For 13 weeks this summer, The Salvation Army Niagara Falls, Citadel Corps held Monday BBQ and Bible study events. These gatherings allowed members of the community to get to know their neighbors, enjoy some summertime food, and, if they wished, stay for an outdoor lesson on the teachings of Christ.
“During the summer of 2022, the corps had already done 10 summer outdoor feedings for the community,” says Major Andrew Murray, corps officer at Niagara Falls. “We looked at the program and asked how we could build on that ministry. If all we were doing was feeding food, we weren’t doing enough as an Army. We needed to feed the Word of God too.”
This summer, the Monday meals were made into more than a barbecue. The corps put up a tent over picnic tables, both to give the event a more festive feel and to keep it going if it rained. Corps volunteers were asked not just to help with food preparation and serving but also to sit with people, eat with them, and get to know them.
“In the process of that, a volunteer would casually say, ‘I’m staying afterwards for Bible study. Will you stay with me?’” says Major Andrew.

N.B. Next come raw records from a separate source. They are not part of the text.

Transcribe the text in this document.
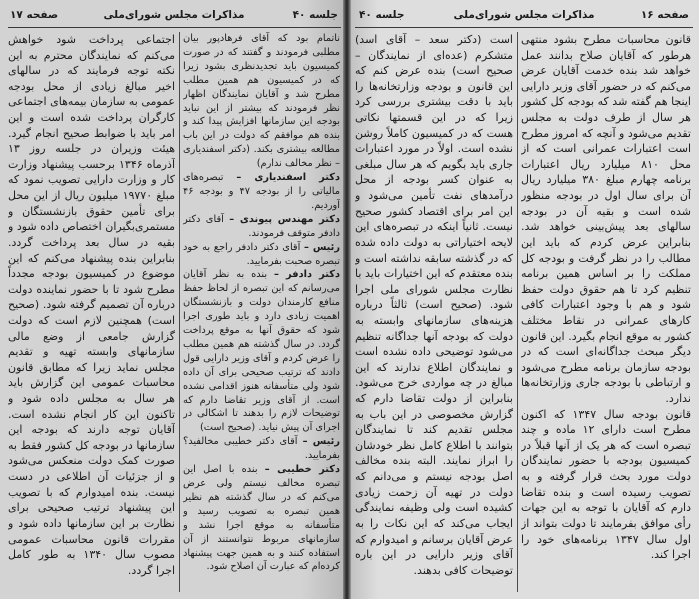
جلسه ۴۰
مذاکرات مجلس شورای‌ملی
صفحه ۱۷

ناتمام بود که آقای فرهادپور بیان مطلبی فرمودند و گفتند که در صورت کمیسیون باید تجدیدنظری بشود زیرا که در کمیسیون هم همین مطلب مطرح شد و آقایان نمایندگان اظهار نظر فرمودند که بیشتر از این نباید بودجه این سازمانها افزایش پیدا کند و بنده هم موافقم که دولت در این باب مطالعه بیشتری بکند. (دکتر اسفندیاری – نظر مخالف ندارم)

دکتر اسفندیاری – تبصره‌های مالیاتی را از بودجه ۴۷ و بودجه ۴۶ آوردیم.

دکتر مهندس پیوندی – آقای دکتر دادفر متوقف فرمودند.

رئیس – آقای دکتر دادفر راجع به خود تبصره صحبت بفرمایید.

دکتر دادفر – بنده به نظر آقایان می‌رسانم که این تبصره از لحاظ حفظ منافع کارمندان دولت و بازنشستگان اهمیت زیادی دارد و باید طوری اجرا شود که حقوق آنها به موقع پرداخت گردد. در سال گذشته هم همین مطلب را عرض کردم و آقای وزیر دارایی قول دادند که ترتیب صحیحی برای آن داده شود ولی متأسفانه هنوز اقدامی نشده است. از آقای وزیر تقاضا دارم که توضیحات لازم را بدهند تا اشکالی در اجرای آن پیش نیاید. (صحیح است)

رئیس – آقای دکتر خطیبی مخالفید؟ بفرمایید.

دکتر خطیبی – بنده با اصل این تبصره مخالف نیستم ولی عرض می‌کنم که در سال گذشته هم نظیر همین تبصره به تصویب رسید و متأسفانه به موقع اجرا نشد و سازمانهای مربوط نتوانستند از آن استفاده کنند و به همین جهت پیشنهاد کرده‌ام که عبارت آن اصلاح شود.

اجتماعی پرداخت شود خواهش می‌کنم که نمایندگان محترم به این نکته توجه فرمایند که در سالهای اخیر مبالغ زیادی از محل بودجه عمومی به سازمان بیمه‌های اجتماعی کارگران پرداخت شده است و این امر باید با ضوابط صحیح انجام گیرد. هیئت وزیران در جلسه روز ۱۳ آذرماه ۱۳۴۶ برحسب پیشنهاد وزارت کار و وزارت دارایی تصویب نمود که مبلغ ۱۹۷۷۰ میلیون ریال از این محل برای تأمین حقوق بازنشستگان و مستمری‌بگیران اختصاص داده شود و بقیه در سال بعد پرداخت گردد. بنابراین بنده پیشنهاد می‌کنم که این موضوع در کمیسیون بودجه مجدداً مطرح شود تا با حضور نماینده دولت درباره آن تصمیم گرفته شود. (صحیح است) همچنین لازم است که دولت گزارش جامعی از وضع مالی سازمانهای وابسته تهیه و تقدیم مجلس نماید زیرا که مطابق قانون محاسبات عمومی این گزارش باید هر سال به مجلس داده شود و تاکنون این کار انجام نشده است. آقایان توجه دارند که بودجه این سازمانها در بودجه کل کشور فقط به صورت کمک دولت منعکس می‌شود و از جزئیات آن اطلاعی در دست نیست. بنده امیدوارم که با تصویب این پیشنهاد ترتیب صحیحی برای نظارت بر این سازمانها داده شود و مقررات قانون محاسبات عمومی مصوب سال ۱۳۴۰ به طور کامل اجرا گردد.

صفحه ۱۶
مذاکرات مجلس شورای‌ملی
جلسه ۴۰

قانون محاسبات مطرح بشود منتهی هرطور که آقایان صلاح بدانند عمل خواهد شد بنده خدمت آقایان عرض می‌کنم که در حضور آقای وزیر دارایی اینجا هم گفته شد که بودجه کل کشور هر سال از طرف دولت به مجلس تقدیم می‌شود و آنچه که امروز مطرح است اعتبارات عمرانی است که از محل ۸۱۰ میلیارد ریال اعتبارات برنامه چهارم مبلغ ۳۸۰ میلیارد ریال آن برای سال اول در بودجه منظور شده است و بقیه آن در بودجه سالهای بعد پیش‌بینی خواهد شد. بنابراین عرض کردم که باید این مطالب را در نظر گرفت و بودجه کل مملکت را بر اساس همین برنامه تنظیم کرد تا هم حقوق دولت حفظ شود و هم با وجود اعتبارات کافی کارهای عمرانی در نقاط مختلف کشور به موقع انجام بگیرد. این قانون دیگر مبحث جداگانه‌ای است که در بودجه سازمان برنامه مطرح می‌شود و ارتباطی با بودجه جاری وزارتخانه‌ها ندارد.

قانون بودجه سال ۱۳۴۷ که اکنون مطرح است دارای ۱۲ ماده و چند تبصره است که هر یک از آنها قبلاً در کمیسیون بودجه با حضور نمایندگان دولت مورد بحث قرار گرفته و به تصویب رسیده است و بنده تقاضا دارم که آقایان با توجه به این جهات رأی موافق بفرمایند تا دولت بتواند از اول سال ۱۳۴۷ برنامه‌های خود را اجرا کند.

است (دکتر سعد – آقای اسد) متشکرم (عده‌ای از نمایندگان – صحیح است) بنده عرض کنم که این قانون و بودجه وزارتخانه‌ها را باید با دقت بیشتری بررسی کرد زیرا که در این قسمتها نکاتی هست که در کمیسیون کاملاً روشن نشده است. اولاً در مورد اعتبارات جاری باید بگویم که هر سال مبلغی به عنوان کسر بودجه از محل درآمدهای نفت تأمین می‌شود و این امر برای اقتصاد کشور صحیح نیست. ثانیاً اینکه در تبصره‌های این لایحه اختیاراتی به دولت داده شده که در گذشته سابقه نداشته است و بنده معتقدم که این اختیارات باید با نظارت مجلس شورای ملی اجرا شود. (صحیح است) ثالثاً درباره هزینه‌های سازمانهای وابسته به دولت که بودجه آنها جداگانه تنظیم می‌شود توضیحی داده نشده است و نمایندگان اطلاع ندارند که این مبالغ در چه مواردی خرج می‌شود. بنابراین از دولت تقاضا دارم که گزارش مخصوصی در این باب به مجلس تقدیم کند تا نمایندگان بتوانند با اطلاع کامل نظر خودشان را ابراز نمایند. البته بنده مخالف اصل بودجه نیستم و می‌دانم که دولت در تهیه آن زحمت زیادی کشیده است ولی وظیفه نمایندگی ایجاب می‌کند که این نکات را به عرض آقایان برسانم و امیدوارم که آقای وزیر دارایی در این باره توضیحات کافی بدهند.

The Niagara Falls Citadel served 2,606 people in those 13 weeks, with half of them staying for Bible study on the parables of Christ. With a new parable discussed every week, someone could come for one day and have a full lesson.
“Something we really wanted to do is remove a stigma that comes with going to a soup kitchen,” says Major Andrew. “The people we were seeing at the barbecue were the same we saw at the soup kitchen. But there’s no stigma in attending an event like this one. It can give someone a certain level of dignity when, instead of bringing their family to a soup kitchen, they bring them to a barbecue. That’s a fun social event. By altering the message a little, we increase the number of people we help.”
Stigmas build internal labels that can hurt someone, explains Major Andrew. “There’s something inside them that says, ‘This is all I am.’ BBQ and Bible study removes those labels, because it’s a welcome to everyone from the community, no matter if they’re food insecure or not.”